Honourable Senator Sinclair came to the Senate in the spring of 2016 and decided to sit as an independent. He perfectly personifies independence, and he demonstrated it throughout his tenure in this upper chamber with his impartiality, truth-speaking, and his aversion to groupthink and bias. It is not surprising that he was such an impressive senator. Indeed, his successes resulted from his experience and his expertise.
His personal qualities are also closely connected to his influence. The respect with which he treated everyone, his compassion, his communication skills and his very subtle sense of humour also contributed to his impact on us. Whenever Murray Sinclair spoke in this chamber, he was listened to with deference for his knowledge as well as for his unwavering dedication to the people.
I very much appreciated him, and still appreciate him, as a unifying figure in our country. He really came to the Senate of Canada to serve his fellow citizens and to build bridges between Aboriginal peoples and all Canadians, and he did so with humility and in a constructive, open-minded and reconciliatory way.
Honourable Senator Murray Sinclair, thank you for giving us and all our fellow citizens the privilege of still hearing your sound and strong voice of a bridge builder and conciliator. Thank you for helping us move forward to a fairer and more inclusive country.
From myself and the members of the Independent Senators Group, I thank you for continuing to share your wisdom with us. We wish you great success, health and happiness. Chi-miigwech.
Honourable senators, I join the chorus of tributes to Senator Sinclair. We are grateful for all he is and all he has contributed to this place, this country and the world.
Senator Sinclair is a loving husband, father, grandfather, mentor, colleague and friend. From being invited to the ceremony in which he was presented with the Key to the City of Ottawa — he wanted me to know that it also unlocks the local jail — to his guest lectures in law classes, quiet moments with various members of my family, and attending the swearing in of my partner Pam as a federally appointed justice of this province, I have been honoured and humbled to count myself among so many he has supported, mentored and inspired.

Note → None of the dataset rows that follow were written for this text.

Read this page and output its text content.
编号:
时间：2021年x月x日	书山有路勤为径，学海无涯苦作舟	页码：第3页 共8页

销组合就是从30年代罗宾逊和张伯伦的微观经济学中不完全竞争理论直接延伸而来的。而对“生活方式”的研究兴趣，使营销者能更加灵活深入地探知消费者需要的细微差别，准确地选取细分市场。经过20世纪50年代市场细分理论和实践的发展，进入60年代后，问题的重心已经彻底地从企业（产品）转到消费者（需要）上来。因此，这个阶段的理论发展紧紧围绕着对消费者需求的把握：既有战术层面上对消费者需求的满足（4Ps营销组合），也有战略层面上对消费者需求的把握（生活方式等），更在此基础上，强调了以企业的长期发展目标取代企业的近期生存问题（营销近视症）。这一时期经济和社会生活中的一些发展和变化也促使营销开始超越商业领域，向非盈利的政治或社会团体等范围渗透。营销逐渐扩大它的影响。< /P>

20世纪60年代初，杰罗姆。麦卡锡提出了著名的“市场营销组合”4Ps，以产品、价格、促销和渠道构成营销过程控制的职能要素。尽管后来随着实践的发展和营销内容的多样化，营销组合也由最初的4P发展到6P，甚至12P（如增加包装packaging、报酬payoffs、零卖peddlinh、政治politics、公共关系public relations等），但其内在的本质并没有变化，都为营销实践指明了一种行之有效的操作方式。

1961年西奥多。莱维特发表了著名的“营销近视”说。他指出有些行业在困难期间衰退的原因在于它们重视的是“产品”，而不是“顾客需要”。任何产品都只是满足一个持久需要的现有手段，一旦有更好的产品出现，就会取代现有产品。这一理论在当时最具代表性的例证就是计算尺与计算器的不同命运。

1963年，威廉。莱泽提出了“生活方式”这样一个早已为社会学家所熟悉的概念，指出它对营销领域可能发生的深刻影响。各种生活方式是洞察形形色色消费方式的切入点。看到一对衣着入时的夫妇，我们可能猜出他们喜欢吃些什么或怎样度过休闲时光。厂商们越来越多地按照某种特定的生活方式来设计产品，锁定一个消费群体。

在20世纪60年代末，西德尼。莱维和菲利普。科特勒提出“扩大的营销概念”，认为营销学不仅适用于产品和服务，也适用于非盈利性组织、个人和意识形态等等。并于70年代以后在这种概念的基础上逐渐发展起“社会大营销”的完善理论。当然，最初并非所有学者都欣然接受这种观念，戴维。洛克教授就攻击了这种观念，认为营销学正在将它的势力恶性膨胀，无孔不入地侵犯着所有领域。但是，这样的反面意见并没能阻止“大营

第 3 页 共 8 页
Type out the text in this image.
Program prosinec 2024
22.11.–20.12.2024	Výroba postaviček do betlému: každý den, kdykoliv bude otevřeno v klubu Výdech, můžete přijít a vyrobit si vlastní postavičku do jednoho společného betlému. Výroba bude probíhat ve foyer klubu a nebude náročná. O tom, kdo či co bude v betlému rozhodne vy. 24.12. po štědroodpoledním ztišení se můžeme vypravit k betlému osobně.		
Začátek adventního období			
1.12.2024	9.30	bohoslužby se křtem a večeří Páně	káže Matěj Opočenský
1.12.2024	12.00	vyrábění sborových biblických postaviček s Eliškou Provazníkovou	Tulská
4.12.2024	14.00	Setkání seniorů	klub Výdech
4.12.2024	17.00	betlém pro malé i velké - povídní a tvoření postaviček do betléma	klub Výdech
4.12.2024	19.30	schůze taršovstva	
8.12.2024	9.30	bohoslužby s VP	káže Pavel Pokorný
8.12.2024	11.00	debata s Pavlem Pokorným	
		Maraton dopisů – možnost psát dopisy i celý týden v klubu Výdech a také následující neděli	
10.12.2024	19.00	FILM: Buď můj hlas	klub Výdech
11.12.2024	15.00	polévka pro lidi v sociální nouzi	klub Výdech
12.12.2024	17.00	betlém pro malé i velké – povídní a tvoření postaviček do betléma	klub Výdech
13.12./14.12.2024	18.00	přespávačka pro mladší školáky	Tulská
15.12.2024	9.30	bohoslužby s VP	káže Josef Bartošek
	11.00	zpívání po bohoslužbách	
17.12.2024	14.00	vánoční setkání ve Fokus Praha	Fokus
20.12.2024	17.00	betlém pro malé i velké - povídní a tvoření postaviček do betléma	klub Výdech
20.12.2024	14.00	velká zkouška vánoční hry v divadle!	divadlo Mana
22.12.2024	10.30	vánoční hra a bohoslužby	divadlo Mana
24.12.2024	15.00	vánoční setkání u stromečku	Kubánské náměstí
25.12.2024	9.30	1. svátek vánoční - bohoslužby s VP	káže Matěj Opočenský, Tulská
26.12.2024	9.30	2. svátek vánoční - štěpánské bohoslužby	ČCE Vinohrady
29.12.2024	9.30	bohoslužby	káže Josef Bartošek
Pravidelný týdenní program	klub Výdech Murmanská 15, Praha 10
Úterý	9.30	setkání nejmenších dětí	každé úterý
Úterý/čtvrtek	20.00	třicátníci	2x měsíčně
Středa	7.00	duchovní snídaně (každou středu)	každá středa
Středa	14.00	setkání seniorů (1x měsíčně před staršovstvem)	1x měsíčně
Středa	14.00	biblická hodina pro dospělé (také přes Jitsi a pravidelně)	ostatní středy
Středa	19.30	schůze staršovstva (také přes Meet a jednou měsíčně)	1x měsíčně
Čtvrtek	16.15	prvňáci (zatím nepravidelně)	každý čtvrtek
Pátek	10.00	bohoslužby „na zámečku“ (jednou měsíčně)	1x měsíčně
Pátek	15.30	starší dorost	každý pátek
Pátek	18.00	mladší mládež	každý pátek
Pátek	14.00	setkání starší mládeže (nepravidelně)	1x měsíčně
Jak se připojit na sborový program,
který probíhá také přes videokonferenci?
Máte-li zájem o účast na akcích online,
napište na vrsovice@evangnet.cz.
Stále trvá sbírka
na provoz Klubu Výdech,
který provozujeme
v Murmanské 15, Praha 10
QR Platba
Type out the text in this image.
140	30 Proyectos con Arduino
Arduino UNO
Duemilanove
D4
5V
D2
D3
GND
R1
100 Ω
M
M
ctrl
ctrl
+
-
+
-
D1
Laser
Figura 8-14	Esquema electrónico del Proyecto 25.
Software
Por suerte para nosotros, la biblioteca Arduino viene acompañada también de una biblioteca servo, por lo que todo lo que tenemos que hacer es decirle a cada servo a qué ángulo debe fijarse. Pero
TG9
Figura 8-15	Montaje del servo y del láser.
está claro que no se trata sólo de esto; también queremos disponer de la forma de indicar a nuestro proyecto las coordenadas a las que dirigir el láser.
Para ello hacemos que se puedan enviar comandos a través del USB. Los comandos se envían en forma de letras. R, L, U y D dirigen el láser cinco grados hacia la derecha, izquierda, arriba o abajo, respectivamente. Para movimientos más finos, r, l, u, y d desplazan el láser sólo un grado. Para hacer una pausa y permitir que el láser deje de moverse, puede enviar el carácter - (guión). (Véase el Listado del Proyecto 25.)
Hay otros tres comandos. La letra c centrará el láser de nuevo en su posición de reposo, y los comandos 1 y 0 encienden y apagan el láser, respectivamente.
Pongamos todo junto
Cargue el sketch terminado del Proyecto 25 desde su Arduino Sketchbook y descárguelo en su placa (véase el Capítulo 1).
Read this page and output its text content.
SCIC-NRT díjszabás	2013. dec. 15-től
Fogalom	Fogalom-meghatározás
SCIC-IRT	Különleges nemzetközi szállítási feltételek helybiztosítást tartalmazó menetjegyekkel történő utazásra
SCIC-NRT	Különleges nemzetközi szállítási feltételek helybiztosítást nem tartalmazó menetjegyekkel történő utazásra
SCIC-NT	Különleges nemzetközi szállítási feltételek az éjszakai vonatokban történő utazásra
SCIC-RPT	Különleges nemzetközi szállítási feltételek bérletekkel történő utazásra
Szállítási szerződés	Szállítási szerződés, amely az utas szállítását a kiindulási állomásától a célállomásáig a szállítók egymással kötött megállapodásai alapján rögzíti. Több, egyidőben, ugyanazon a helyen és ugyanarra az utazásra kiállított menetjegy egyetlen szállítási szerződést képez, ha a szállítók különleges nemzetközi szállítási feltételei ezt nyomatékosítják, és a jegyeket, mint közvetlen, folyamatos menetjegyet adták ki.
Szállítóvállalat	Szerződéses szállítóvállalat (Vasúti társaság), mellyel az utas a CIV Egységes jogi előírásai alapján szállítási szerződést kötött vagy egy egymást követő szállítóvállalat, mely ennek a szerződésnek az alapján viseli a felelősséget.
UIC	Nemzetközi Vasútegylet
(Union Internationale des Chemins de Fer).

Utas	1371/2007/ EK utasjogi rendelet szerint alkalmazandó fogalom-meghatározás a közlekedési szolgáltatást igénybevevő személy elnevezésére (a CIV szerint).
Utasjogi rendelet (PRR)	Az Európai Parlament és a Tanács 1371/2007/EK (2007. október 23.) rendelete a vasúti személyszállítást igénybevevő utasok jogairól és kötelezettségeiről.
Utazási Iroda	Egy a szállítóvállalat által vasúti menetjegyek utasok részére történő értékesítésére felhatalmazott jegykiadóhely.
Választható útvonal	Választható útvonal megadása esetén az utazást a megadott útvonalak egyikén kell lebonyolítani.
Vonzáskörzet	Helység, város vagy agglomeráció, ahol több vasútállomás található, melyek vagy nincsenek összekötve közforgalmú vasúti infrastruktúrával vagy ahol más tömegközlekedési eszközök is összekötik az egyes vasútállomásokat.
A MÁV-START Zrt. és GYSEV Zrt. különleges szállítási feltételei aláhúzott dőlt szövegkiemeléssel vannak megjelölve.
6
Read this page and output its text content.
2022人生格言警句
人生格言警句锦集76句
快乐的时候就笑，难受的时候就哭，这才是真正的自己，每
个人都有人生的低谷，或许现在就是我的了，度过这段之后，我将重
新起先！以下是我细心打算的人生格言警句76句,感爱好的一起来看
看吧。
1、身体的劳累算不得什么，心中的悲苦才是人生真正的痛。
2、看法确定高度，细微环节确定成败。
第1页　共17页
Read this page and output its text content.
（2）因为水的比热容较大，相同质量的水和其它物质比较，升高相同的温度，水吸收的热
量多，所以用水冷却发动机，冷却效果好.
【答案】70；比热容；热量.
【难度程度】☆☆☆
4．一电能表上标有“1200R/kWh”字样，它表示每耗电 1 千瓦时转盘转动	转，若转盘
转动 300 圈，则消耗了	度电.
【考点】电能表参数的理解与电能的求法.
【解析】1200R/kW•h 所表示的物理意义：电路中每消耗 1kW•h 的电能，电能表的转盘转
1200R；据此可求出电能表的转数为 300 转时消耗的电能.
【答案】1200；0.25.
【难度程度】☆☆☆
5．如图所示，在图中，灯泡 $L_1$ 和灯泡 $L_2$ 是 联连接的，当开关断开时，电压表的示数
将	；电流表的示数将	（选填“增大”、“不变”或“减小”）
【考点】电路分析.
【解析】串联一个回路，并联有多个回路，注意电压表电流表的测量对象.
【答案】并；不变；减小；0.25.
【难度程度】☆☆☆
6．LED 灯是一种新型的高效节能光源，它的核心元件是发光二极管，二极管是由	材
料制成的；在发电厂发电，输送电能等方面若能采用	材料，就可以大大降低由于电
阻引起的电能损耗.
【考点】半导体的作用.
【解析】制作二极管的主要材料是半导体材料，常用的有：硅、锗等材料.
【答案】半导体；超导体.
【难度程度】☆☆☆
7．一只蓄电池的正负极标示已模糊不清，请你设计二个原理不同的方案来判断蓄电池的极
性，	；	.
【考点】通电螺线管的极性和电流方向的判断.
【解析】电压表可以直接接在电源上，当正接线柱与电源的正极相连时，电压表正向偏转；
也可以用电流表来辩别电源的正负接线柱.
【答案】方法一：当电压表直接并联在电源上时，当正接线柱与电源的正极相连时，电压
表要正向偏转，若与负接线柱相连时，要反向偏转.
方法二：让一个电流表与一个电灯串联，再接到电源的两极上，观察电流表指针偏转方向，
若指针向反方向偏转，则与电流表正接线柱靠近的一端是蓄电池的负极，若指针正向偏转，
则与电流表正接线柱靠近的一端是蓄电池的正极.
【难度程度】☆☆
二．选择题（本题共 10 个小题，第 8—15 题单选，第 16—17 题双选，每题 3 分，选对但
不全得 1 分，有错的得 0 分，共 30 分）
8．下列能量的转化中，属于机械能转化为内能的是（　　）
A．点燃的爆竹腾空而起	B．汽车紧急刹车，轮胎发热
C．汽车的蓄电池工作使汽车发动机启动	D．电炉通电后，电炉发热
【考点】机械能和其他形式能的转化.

Throughout his life, Senator Sinclair has achieved the highest honours, set tracks and blazed trails, first as a lawyer specializing in Indigenous legal issues going into prisons, and then to his appointment as Manitoba’s first — and Canada’s second — Indigenous judge, his leadership of the Aboriginal Justice Inquiry of Manitoba, the TRC, his work here in the Senate of Canada, and mischief-making extraordinaire.
As Senator Sinclair spends time with his beautiful wife Katherine, his children and grandchildren and mentors upcoming generations of creative, courageous and brilliant Indigenous lawyers, I have no doubt that together their work and leadership will immeasurably enrich the legal profession, the pursuit of justice, fairness and equality for all on Turtle Island and around the globe. Given his taste in footwear, I have no doubt they will also keep Canada’s Fluevog distribution liquid.
We are grateful, Senator Sinclair, that you will continue to support and guide our work with your brilliant intellect and your wonderful wit, but most particularly with your unparalleled courage in challenging Canada and this chamber to confront its legacy of racism and colonialism and to move forward as we strive to fully implement the Calls to Action of the TRC and fully embrace what you envisioned in terms of both truth and reconciliation. Thank you for your faith and insistence that together we and all of Canada can rise to this challenge.
Senator Sinclair, it is our incredible privilege and our collective responsibility to have served alongside you in this place as we endeavour to walk with you and honour your life’s work and your unwavering commitment to securing a better future for Indigenous peoples and, ultimately, for all of us.